Raypierre, your statement is likely not correct. There is considerable sedimentary evidence that glaciation was firmly established on Greenland during the Middle to Late Pliocene, and its beginnings can be traced all the way back to at least the Middle-Late Miocene. If not, then one has some explaining to do. During the Late Miocene, global sea levels fell 50-100 meters below present during at least one short event. With no ice sheet in the NH, it begs the question of where is the missing ocean volume? To some degree, it is likely taken up in the Antarctic Ice Sheets, but possibly to a lesser degree in the NH. It is also important to note that as a whole, the Miocene was even warmer than the Pliocene, but was nevertheless typified by rapid growth of the SH Ice sheets.

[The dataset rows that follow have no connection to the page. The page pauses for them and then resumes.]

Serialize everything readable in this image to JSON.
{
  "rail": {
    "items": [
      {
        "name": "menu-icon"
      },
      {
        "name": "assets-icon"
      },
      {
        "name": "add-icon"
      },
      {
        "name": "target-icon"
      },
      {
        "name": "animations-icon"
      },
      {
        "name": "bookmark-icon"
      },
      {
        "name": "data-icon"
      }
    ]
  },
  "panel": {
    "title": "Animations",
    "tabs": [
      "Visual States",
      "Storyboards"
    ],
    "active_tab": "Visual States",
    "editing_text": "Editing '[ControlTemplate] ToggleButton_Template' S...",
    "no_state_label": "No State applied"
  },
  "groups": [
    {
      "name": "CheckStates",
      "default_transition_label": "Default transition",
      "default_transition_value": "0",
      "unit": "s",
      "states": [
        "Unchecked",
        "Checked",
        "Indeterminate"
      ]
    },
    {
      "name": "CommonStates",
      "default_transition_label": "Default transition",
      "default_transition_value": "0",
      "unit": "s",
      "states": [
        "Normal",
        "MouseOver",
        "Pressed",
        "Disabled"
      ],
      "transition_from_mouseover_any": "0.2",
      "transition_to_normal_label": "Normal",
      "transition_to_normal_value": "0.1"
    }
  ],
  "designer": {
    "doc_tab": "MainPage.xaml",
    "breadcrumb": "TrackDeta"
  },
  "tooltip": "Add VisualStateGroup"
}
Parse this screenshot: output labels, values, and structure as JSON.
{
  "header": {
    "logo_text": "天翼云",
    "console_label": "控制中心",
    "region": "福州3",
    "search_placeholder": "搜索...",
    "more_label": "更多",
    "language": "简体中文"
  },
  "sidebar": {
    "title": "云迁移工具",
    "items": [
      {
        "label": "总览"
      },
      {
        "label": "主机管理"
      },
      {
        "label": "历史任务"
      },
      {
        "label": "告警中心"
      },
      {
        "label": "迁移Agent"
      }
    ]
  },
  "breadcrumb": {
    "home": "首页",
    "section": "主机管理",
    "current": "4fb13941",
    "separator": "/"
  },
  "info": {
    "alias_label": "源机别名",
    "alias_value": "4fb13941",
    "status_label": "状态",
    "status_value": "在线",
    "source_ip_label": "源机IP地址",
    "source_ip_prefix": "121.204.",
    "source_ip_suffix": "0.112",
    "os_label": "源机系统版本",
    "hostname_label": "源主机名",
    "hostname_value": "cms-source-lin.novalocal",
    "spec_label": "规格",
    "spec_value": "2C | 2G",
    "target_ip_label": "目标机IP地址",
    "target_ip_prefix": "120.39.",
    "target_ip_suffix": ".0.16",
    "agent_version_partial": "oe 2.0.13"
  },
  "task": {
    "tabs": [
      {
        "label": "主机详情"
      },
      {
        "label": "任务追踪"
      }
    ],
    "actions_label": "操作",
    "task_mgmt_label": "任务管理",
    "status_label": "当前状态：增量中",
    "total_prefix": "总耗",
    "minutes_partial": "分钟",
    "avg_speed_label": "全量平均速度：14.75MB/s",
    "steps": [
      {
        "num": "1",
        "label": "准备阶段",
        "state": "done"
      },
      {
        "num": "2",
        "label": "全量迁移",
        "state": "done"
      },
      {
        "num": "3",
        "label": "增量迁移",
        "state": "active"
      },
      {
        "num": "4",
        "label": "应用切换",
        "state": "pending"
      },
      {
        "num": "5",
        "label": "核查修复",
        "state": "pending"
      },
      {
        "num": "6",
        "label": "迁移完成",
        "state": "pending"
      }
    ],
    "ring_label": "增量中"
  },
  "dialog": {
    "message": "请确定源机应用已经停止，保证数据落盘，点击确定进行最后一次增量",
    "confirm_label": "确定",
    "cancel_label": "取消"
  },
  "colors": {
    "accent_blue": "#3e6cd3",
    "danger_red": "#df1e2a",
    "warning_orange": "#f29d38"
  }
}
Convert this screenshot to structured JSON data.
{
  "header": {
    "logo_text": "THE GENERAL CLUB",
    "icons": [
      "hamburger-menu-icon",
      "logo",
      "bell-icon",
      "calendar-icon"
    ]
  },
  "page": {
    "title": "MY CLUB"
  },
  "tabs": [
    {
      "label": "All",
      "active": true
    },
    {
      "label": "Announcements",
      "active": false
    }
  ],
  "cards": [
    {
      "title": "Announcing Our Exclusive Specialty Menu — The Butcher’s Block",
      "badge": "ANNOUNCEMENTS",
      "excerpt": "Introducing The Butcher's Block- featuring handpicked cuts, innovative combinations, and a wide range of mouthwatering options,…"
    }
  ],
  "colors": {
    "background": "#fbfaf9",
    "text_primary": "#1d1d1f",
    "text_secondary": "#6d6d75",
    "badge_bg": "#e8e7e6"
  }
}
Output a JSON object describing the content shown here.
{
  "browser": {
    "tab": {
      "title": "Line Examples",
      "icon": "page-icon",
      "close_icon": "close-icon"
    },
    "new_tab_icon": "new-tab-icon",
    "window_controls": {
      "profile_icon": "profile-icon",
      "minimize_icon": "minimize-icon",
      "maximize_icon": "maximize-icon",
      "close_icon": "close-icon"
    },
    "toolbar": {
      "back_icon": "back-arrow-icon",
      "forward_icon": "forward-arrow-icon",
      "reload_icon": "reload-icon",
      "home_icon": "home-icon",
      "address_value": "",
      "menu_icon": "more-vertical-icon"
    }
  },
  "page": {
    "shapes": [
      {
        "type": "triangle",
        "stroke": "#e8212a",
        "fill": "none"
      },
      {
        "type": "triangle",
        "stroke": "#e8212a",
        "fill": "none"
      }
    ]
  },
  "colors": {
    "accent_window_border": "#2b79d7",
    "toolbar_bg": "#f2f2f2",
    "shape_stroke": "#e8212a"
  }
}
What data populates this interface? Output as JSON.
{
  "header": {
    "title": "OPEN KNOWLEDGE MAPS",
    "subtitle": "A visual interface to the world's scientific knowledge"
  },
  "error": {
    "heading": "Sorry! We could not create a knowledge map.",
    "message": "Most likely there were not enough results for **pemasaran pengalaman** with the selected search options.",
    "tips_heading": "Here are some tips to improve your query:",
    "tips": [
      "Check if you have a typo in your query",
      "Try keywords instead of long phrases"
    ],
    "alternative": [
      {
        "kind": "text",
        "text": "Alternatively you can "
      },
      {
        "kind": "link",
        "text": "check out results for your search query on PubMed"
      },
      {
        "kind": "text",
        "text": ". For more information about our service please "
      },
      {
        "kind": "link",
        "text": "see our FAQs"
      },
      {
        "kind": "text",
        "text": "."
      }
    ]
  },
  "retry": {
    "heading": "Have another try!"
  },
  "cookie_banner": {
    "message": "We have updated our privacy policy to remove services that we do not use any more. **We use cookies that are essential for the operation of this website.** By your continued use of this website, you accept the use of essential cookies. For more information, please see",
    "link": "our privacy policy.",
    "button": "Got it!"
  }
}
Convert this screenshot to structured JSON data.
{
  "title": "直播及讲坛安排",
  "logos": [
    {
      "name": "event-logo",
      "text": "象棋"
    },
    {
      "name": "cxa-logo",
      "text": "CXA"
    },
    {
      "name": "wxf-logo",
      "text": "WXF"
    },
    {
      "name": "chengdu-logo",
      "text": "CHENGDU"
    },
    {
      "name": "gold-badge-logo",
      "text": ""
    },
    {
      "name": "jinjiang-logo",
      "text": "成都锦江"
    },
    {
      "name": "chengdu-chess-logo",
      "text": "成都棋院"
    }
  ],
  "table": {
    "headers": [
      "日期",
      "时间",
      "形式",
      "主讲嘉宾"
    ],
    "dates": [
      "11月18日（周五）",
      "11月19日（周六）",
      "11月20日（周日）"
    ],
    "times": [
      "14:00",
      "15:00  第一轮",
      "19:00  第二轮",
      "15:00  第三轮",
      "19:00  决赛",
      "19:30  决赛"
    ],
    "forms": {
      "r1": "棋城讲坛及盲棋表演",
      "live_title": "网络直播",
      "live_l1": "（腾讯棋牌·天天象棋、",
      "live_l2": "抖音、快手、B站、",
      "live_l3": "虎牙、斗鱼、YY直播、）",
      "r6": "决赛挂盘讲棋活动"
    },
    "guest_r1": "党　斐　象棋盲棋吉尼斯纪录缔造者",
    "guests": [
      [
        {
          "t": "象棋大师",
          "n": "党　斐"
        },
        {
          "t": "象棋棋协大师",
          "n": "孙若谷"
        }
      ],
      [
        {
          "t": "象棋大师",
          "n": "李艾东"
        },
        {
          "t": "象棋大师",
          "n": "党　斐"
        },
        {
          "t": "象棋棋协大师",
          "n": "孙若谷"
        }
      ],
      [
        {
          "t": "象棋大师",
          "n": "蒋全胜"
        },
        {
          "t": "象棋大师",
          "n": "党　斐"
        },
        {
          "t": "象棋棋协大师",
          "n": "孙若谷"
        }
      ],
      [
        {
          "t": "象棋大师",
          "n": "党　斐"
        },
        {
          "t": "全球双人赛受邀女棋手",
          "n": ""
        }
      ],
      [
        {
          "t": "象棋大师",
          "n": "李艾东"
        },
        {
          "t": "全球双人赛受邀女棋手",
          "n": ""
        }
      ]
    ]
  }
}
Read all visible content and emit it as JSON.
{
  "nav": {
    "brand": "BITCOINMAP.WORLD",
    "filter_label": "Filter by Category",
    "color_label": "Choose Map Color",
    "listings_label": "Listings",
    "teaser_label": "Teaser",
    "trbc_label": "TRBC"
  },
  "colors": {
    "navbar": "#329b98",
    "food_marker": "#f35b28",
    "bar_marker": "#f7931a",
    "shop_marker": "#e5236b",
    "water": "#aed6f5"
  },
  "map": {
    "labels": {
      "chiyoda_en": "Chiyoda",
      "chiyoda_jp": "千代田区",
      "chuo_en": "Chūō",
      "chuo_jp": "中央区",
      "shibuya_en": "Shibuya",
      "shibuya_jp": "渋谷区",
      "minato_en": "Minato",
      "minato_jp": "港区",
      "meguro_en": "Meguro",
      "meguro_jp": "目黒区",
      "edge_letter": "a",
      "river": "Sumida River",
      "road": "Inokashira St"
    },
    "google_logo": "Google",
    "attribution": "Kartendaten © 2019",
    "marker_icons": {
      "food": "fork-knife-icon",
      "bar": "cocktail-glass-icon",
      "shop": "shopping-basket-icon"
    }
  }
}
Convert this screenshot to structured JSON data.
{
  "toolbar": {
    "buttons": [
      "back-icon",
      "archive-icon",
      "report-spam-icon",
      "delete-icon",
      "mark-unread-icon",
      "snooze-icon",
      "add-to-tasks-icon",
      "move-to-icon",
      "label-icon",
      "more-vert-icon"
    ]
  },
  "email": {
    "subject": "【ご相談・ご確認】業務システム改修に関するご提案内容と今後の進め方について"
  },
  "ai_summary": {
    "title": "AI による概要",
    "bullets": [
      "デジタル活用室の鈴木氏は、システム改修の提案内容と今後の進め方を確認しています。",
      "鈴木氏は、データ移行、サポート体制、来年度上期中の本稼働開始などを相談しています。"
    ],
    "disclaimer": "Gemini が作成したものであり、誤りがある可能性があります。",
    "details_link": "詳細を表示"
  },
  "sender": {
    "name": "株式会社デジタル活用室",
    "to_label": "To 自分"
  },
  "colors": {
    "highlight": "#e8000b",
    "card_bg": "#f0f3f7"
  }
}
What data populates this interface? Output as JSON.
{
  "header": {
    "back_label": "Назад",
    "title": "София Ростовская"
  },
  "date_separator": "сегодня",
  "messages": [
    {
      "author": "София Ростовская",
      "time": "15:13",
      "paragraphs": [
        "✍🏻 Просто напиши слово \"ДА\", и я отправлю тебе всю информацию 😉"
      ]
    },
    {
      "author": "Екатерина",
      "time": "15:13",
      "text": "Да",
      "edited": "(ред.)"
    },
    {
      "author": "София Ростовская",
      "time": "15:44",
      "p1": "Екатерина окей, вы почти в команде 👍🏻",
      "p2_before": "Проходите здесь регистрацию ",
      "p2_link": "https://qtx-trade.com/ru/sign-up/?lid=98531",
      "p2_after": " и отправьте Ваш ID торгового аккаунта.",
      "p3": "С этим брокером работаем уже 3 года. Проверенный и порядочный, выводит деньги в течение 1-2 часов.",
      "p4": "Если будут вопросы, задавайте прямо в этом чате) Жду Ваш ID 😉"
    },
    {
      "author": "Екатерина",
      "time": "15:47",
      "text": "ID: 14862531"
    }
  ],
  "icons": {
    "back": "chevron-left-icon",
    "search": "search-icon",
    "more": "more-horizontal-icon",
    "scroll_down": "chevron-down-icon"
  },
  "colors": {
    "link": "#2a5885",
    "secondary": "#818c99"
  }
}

[Response: Written somewhat in haste. I should have made it clear that the transition period under discussion is the stretch beween about 3.1 million years ago and 2.5 million years ago, and it would be fairer to say the Northern hemisphere ice sheets were not yet fully formed, as there is indeed evidence for some NH ice at this time. I suppose there’s the question of how big the NH ice sheets have to get before they can have the kind of rectification effect that some people have proposed for selecting out a 100Kyr cycle. In any event, a 100Kyr cycle in tropical temperature is very interesting in the Pliocene, since 100K doesn’t set in as an important rhythm in ice volume until the mid-Pleistocene. –raypierre]
Andrew says
“I continue to think that geoengineering is a big and unfortunate distraction, but since the cat is out of the bag, it is good that some people are doing the work to head off rosy and over-optimistic projections of sulfate geoengineering as a magic bullet that could substitute for the hard but necessary work of mitigation of CO2 emissions.”
There really isn’t a qualitative difference between a “geoengineered” solution and reduction in GHG emissions.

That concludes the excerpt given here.